La sconfitta delle istanze rivoluzionarie fu solo apparente: a Parigi, in quello stesso anno, cade la Monarchia capetingia e, solo 22 anni dopo, cade la Monarchia; in Germania, la rivoluzione è rinviata solo di 20 anni; in Italia, ne basteranno solo 10. Per quanto concerne infine l’Impero asburgico, è superfluo sottolineare quanto il ‘48 abbia corroso i presupposti della sua esistenza e abbia preparato il suo crollo 70 anni dopo, attizzando tutti i focolai nazionalisti balcanici.
Guardando oggi a quegli eventi nella loro ottica generale, ciò che più colpisce è senz’altro l’aspetto “totalizzante” di questo moto insurrezionale collettivo europeo: è come se, pur mossi da esigenze di varia natura e operanti in situazioni locali ben differenti le une dalle altre, i rivoluzionari svizzeri, francesi, tedeschi, austriaci, ungheresi, boemi, più tutti gli esponenti del movimento risorgimentale italiano, divisi nei differenti Stati della Penisola, si fossero dati un, per così dire, “appuntamento sovversivo” generale per quell’anno specifico, al quale, dal canto suo, non mancò neanche lo stesso Marx, con la pubblicazione del suo Manifesto. Riesce ben difficile poter pensare che tutta questa serie concatenata di rivoluzioni possa essere “frutto del caso”, o magari, come certa storiografia tende a far credere, conseguenza dell’incontenibile odio dei popoli oppressi che innesca un meccanismo inarrestabile di ribellione per la libertà. Ciò evidentemente è ridicolo, anche perché è ormai cosa arcinota che il vero problema dei moti d’indipendenza, e in particolare di quello risorgimentale, era la pressoché totale assenza di iniziativa veramente popolare, e quindi di “consenso delle masse”, marxianamente parlando. È il celebre problema della “rivoluzione passiva” di cuochiana memoria. E identico discorso può essere fatto anche per gli altri paesi coinvolti in rivoluzioni, comprese la Svizzera e ancor più la Francia, ove la rivoluzione, in maniera ancora maggiore che negli anni del giacobinismo, fu esclusivamente operazione “parigina”.
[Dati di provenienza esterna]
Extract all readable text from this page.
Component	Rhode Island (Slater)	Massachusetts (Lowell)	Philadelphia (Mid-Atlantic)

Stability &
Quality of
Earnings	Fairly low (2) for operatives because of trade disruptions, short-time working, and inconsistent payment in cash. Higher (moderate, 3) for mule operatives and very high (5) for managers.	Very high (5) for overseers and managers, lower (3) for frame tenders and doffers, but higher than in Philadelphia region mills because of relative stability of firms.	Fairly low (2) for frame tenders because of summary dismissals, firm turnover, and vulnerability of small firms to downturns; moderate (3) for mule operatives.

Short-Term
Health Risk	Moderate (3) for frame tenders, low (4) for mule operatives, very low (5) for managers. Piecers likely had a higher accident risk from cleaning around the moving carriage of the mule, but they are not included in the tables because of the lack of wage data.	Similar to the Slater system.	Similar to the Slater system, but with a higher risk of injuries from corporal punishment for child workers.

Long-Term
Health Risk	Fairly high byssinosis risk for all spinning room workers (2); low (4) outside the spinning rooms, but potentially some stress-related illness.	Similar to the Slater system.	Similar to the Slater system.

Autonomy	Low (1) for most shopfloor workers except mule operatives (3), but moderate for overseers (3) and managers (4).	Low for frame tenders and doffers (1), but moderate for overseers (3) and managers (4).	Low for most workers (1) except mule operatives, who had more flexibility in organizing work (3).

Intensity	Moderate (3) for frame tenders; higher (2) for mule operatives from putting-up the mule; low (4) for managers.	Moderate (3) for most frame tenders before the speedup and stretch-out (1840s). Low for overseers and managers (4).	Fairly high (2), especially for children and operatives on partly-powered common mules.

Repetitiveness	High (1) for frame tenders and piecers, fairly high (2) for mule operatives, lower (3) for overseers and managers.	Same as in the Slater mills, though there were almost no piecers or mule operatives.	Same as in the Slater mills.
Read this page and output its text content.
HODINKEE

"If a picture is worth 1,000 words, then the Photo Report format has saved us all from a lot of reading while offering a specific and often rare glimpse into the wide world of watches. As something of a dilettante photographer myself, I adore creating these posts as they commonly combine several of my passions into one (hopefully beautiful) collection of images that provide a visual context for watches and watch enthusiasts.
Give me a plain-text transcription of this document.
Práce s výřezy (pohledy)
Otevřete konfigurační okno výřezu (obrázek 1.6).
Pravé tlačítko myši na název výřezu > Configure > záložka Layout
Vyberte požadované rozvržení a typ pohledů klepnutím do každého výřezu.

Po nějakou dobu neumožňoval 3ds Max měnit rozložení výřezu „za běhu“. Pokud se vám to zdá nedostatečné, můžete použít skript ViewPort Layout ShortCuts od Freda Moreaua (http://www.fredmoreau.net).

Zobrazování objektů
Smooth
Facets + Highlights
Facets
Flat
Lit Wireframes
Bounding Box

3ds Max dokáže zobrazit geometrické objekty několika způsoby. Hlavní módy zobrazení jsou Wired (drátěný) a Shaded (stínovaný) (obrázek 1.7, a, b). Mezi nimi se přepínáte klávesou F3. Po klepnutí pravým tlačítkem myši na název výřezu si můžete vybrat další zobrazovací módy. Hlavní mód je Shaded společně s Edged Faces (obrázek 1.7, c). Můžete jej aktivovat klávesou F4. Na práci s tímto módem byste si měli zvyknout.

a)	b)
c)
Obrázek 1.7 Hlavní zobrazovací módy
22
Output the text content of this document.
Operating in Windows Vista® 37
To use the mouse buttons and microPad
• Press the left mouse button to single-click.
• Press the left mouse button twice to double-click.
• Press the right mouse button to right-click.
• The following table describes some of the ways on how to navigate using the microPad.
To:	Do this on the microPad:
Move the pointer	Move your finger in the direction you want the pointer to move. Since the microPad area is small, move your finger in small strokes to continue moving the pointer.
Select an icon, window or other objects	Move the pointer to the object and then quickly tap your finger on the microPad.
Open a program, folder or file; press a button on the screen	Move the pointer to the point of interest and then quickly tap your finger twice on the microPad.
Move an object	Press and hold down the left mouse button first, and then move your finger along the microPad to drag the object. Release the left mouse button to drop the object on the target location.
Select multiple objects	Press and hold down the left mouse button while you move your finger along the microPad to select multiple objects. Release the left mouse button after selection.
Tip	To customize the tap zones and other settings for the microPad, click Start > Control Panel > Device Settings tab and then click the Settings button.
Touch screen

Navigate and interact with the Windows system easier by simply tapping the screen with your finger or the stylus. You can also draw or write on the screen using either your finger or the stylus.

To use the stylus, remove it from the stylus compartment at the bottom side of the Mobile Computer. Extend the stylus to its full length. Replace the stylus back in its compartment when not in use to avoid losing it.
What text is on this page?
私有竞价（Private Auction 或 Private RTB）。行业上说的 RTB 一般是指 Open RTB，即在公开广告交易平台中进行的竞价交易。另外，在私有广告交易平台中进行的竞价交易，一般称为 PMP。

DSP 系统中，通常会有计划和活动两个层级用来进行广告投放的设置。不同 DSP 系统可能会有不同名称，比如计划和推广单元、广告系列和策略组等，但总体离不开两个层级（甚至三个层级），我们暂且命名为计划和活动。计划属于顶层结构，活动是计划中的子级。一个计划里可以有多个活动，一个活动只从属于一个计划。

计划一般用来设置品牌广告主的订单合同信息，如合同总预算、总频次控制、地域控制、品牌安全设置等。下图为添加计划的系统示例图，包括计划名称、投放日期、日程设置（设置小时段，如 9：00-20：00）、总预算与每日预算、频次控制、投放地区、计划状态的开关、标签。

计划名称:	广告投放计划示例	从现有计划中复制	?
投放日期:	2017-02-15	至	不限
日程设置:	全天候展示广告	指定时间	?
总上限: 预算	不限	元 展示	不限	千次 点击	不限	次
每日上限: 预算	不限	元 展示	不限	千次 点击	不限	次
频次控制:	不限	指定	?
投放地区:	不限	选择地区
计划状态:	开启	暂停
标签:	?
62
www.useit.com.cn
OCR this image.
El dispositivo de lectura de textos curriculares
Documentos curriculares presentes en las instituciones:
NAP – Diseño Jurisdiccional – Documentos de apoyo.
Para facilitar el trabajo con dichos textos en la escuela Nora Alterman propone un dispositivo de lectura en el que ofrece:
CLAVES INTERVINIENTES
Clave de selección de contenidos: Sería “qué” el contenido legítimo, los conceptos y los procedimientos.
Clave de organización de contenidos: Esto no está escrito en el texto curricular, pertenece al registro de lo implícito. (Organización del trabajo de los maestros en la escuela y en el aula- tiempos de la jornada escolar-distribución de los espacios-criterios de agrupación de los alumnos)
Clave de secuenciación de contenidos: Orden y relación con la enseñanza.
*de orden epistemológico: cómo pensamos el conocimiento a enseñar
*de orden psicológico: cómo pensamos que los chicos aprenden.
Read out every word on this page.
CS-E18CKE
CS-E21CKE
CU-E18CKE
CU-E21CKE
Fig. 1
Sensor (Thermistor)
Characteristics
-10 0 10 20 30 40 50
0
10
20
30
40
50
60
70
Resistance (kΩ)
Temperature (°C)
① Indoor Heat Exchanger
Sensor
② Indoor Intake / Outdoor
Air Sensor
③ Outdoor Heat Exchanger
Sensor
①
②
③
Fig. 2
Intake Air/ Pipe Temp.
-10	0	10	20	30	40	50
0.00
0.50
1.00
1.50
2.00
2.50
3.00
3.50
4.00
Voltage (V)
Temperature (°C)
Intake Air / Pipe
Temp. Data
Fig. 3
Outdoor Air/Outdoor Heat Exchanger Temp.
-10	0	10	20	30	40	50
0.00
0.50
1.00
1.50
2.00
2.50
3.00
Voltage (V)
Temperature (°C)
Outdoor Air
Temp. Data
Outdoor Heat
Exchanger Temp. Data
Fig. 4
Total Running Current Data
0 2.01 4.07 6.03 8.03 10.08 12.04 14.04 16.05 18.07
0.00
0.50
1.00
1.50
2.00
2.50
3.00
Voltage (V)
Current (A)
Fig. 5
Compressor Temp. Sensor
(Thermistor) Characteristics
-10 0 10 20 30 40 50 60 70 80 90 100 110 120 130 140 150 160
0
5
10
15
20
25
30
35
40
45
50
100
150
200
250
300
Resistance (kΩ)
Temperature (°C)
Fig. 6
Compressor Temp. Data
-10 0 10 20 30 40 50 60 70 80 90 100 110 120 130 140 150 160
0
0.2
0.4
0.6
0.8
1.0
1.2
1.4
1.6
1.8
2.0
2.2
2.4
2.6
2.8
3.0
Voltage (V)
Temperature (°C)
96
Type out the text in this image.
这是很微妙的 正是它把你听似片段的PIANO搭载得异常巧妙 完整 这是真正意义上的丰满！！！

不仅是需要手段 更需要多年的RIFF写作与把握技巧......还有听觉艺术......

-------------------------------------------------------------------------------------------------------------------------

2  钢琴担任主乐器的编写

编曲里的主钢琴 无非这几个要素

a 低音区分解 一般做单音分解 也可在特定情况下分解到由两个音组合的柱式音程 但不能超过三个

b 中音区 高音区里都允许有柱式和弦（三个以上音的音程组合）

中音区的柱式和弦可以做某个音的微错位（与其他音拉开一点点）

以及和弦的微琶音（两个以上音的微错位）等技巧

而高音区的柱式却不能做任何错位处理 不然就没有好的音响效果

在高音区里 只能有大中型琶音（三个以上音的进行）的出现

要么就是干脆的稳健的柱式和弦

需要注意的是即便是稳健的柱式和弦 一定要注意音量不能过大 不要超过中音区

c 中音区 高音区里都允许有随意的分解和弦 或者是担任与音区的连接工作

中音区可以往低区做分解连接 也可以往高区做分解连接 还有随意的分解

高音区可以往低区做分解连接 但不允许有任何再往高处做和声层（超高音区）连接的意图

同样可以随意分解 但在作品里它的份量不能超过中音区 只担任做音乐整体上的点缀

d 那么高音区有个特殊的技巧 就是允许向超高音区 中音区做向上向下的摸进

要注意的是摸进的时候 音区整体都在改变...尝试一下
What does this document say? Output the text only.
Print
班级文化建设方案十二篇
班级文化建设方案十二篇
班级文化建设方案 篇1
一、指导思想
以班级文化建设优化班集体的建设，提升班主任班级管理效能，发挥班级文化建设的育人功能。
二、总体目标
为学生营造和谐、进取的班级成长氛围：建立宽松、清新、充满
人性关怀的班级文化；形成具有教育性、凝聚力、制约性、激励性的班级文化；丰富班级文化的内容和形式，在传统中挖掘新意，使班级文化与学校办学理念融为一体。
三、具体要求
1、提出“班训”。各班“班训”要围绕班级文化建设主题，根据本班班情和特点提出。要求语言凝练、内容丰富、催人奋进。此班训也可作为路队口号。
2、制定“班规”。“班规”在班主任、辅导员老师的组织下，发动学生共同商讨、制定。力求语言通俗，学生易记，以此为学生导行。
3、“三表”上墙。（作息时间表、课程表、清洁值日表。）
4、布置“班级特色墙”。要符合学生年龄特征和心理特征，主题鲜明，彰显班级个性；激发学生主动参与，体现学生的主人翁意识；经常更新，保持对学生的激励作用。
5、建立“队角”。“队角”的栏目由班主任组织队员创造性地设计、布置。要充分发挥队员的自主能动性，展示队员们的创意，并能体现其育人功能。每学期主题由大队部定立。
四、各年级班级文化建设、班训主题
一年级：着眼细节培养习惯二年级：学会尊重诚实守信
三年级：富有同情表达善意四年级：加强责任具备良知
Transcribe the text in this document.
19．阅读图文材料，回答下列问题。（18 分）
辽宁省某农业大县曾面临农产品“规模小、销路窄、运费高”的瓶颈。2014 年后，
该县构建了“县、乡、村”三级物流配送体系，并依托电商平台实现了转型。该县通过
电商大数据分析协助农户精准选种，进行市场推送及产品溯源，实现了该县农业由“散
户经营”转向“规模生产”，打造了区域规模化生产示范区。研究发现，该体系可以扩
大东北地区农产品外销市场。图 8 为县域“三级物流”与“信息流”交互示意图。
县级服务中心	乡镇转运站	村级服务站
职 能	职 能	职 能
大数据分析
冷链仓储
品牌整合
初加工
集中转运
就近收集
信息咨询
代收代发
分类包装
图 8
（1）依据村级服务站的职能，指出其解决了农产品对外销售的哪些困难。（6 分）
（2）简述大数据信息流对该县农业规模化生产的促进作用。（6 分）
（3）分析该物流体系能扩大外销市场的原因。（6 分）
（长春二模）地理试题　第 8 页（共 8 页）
Se, dal punto di vista rivoluzionario, il ‘48 terminò nella cosiddetta “reazione”, ciò fu dovuto proprio all’assoluta indifferenza, quando non ostilità, delle popolazioni: ciò è talmente evidente che nessuno oggi osa disconoscere tale verità. Quello che però quasi nessuno osa affrontare è il tentativo di spiegare come mai si innescò allora un tale irresistibile sommovimento generale europeo, tanto di carattere liberal-nazionale quanto radical-socialista, per di più scoppiato nel giro di pochi mesi ovunque con una serie concatenata di convulsioni incontrollate. Evidentemente esiste una sola logica spiegazione storico-politica: tutto ciò fu sapientemente preparato, coordinato ed abilmente attuato dalla regia delle società segrete, di stampo più o meno massonico, che tutti sappiamo essere a quei tempi attivissime.
Inutile nascondercelo: un ordine partì, e cospiratori di tutta Europa insorsero in armi per fare la Rivoluzione, anche se nella certezza morale del fallimento, e questo secondo il principio che ogni sconfitta nella politica può divenire una vittoria nella storia. Infatti, da questo punto di vista, l’importanza del ‘48 fu determinante: pur se nel fallimento generale, esso è accaduto, e da quel momento costituisce una pietra miliare nella storia secolare di quel fenomeno di totale sovversione della civiltà cristiana che prende il nome di Rivoluzione. Da questo punto di vista, esso fu veramente la “Primavera dei popoli”, anche se i popoli non vi parteciparono affatto, in quanto vi parteciparono però nel racconto dei protagonisti sopravvissuti, nei libri di storia, nei giornali rivoluzionari, nella leggenda della “vulgata” risorgimentale, nella memoria collettiva delle generazioni future: in tal senso, il ‘48 fu la più grande delle vittorie della Rivoluzione, tanto che lo stesso nome evoca il concetto di rivolta e confusione contro l’ordine stabilito.
Per capire meglio quanto detto, riassumiamo sinteticamente il divenire cronologico del progressivo affermarsi dei moti sovversivi:
– Novembre 1847: In Svizzera le forze radicali sconfiggono il partito dei cantoni cattolici, il Sonderbund, trasformando la Confederazione in uno Stato federale e democratico in nome del principio della sovranità popolare che, come essi proclamarono apertamente, avrebbe dovuto trionfare di lì a poco anche negli altri Paesi europei.
– 12 gennaio 1848: scoppia a Palermo un moto insurrezionale guidato, tra altri, da La Masa; si costringe Ferdinando Il (1830-1859) a concedere la Costituzione al Regno delle Due Sicilie (febbraio).
– 22 febbraio: Insorge Parigi, ove avviene la prima rivoluzione socialista della storia, come Marx e il celebre storico liberale Tocqueville ebbero a dire.
– Febbraio e marzo: Leopoldo II in Toscana (17 febbraio), Carlo Alberto in Piemonte (4 marzo) e Pio IX (14 marzo) concedono la Costituzione.
– 13 marzo: insorge Vienna, Metternich cade e viene concessa la Costituzione.
– 17 marzo: insorge Berlino non solo per la Costituzione, ma per l’unificazione della Germania.
– 19 marzo: insorgono anche i liberali di Budapest, guidati da Luigi Kossuth, e la Boemia per l’indipendenza dall’Austria.
– Dal 18 marzo anche Milano è in rivolta, e dal 20 Venezia, ove si proclama restaurato il governo della Serenissima; quindi scoppiano rivolte anche nei Ducati di Parma, dove viene cacciato il duca Carlo II (1799-1883) e Modena, dove viene cacciato Francesco V d’Este (1846-1859).
– 23 marzo: Carlo Alberto dichiara la guerra all’Impero Austriaco e da questo momento inizia il più importante di tutti i moti indipendentistici europei del 1848, quello italiano, con la cosiddetta Prima Guerra d’Indipendenza: inizia il Risorgimento nel suo aspetto militare.
– 29 aprile: Papa Pio IX ritira le sue truppe con la motivazione che un Pontefice non può fare guerra a uno Stato cattolico come l’Austria.
– 24 novembre 1848: scoppia un’insurrezione a Roma e Papa Pio IX è costretto a riparare a Gaeta. Resterà in esilio fino all’aprile 1850.